Well, what those cupcakes really were—I learned 25 minutes later—was stuck. Glued to the pan, going absolutely nowhere. So much for “non-stick;” those suckers weren’t moving. No, I didn’t use cupcake liners; I was trying to be “green.” All of that Penzey's dutch-processed cocoa, organic butter and eggs, for nothing.
I went to bed distressed. Now what? We needed 18 cupcakes by 930 am, and they had to be great. Yeah, I knew they were for a bunch of 4 and 5-year-olds, but still-- they really just had to be great. I searched West Madison online for bakeries, pondering the one with the $3 organic cupcakes (really??), the good ol'stanby Costco (not open til 10), and a new place a Facebook friend recommended. As my eyes closed, I berated myself for obsessing this way. How could I have forgotten the cardinal rules of academic motherhood, and even attempted to bake cupcakes? My own UW colleague, Simone Schweber, once wrote a brilliant column for the Chronicle about this-- and I had neglected the wisdom of her words, also written after attempting to make perfect cupcakes: "I was always afraid that I wouldn't be a good mother, much less a perfect one, and indeed, it's much easier to make perfect, if ridiculous, cupcakes than to be a good mother."
The next morning, I dropped Conor off at school and set myself on a path for the grocery store. A $5 or $10 box of cupcakes from the bakery department would be just fine for these little palates, I told myself. I drove towards Sentry. And then, to my astonishment, I turned left-- and instead made a beeline for Cupcakes-A-Go-Go. It was a bit of an out-of-body experience; I got out of the car, went in and purchased 18 cupcakes, handing over my Amex and charging $54 -- all the while screaming (silently) at myself "STOP IT, this is CRAZY!"
What in the heck had happened to me? I knew the money was better spent elsewhere, that the kids wouldn't taste the difference, and that no one but me was demanding that I do this. I knew that only children would be present at the celebration, no other parents, and that my kid's school (a Waldorf program) does its best to discourage conspicuous consumption. As a sociologist, I further knew that my behaviors were class-linked, and that I ought to actively resist them. I knew this, I knew that, and I simply couldn't stop.
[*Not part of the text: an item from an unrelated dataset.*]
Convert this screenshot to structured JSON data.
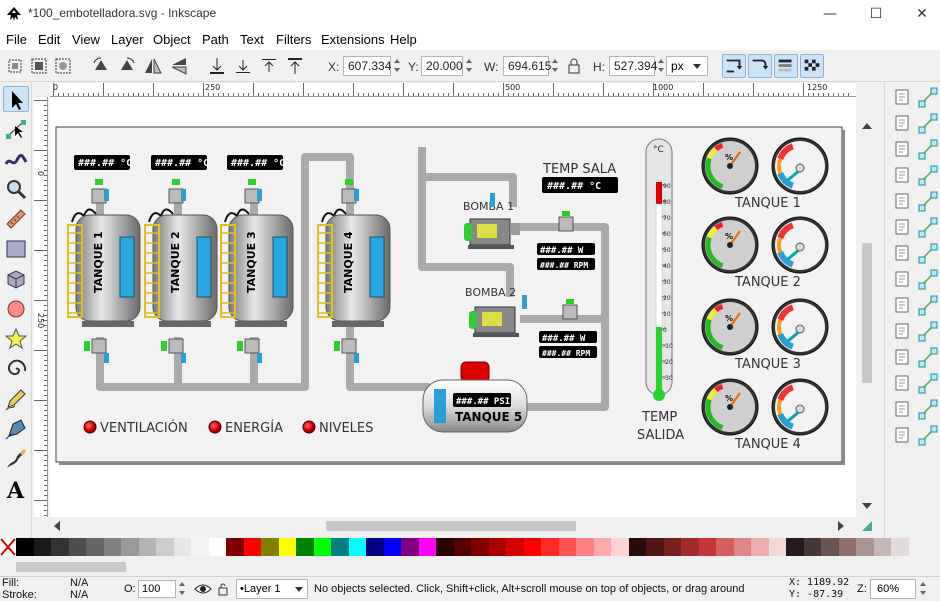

So I brought the cupcakes back to kindergarten, and my husband and I served them. Conor smiled and enjoyed a chocolate one, and the other kids (including my 2-year-old daughter) licked their fingers happily. The eating lasted all of 10 minutes, and then it was done. $54 worth of sugar, consumed.
What happened Friday morning is going to stay with me for a long time. Mainly because I still can't understand it. Was I simply over-compensating for the guilt of being a working mom? I don't think so, since I really don't feel my family is anything but proud of my career. Was I embarrassed by my baking mishap? Not really-- I know it happens. Was I competing with other moms, whom the teacher mentioned sometimes shop at another organic bakery? Maybe a little. But at the end of the day, for all of my intellectual abilities to classify and analyze my own actions, I can't find an explanation that resonates. Most of all, I can't account for my intense guilt (almost disgust) over that $54.
What I can tell you is this: I won't be found in a cupcakery again. Just can't do it.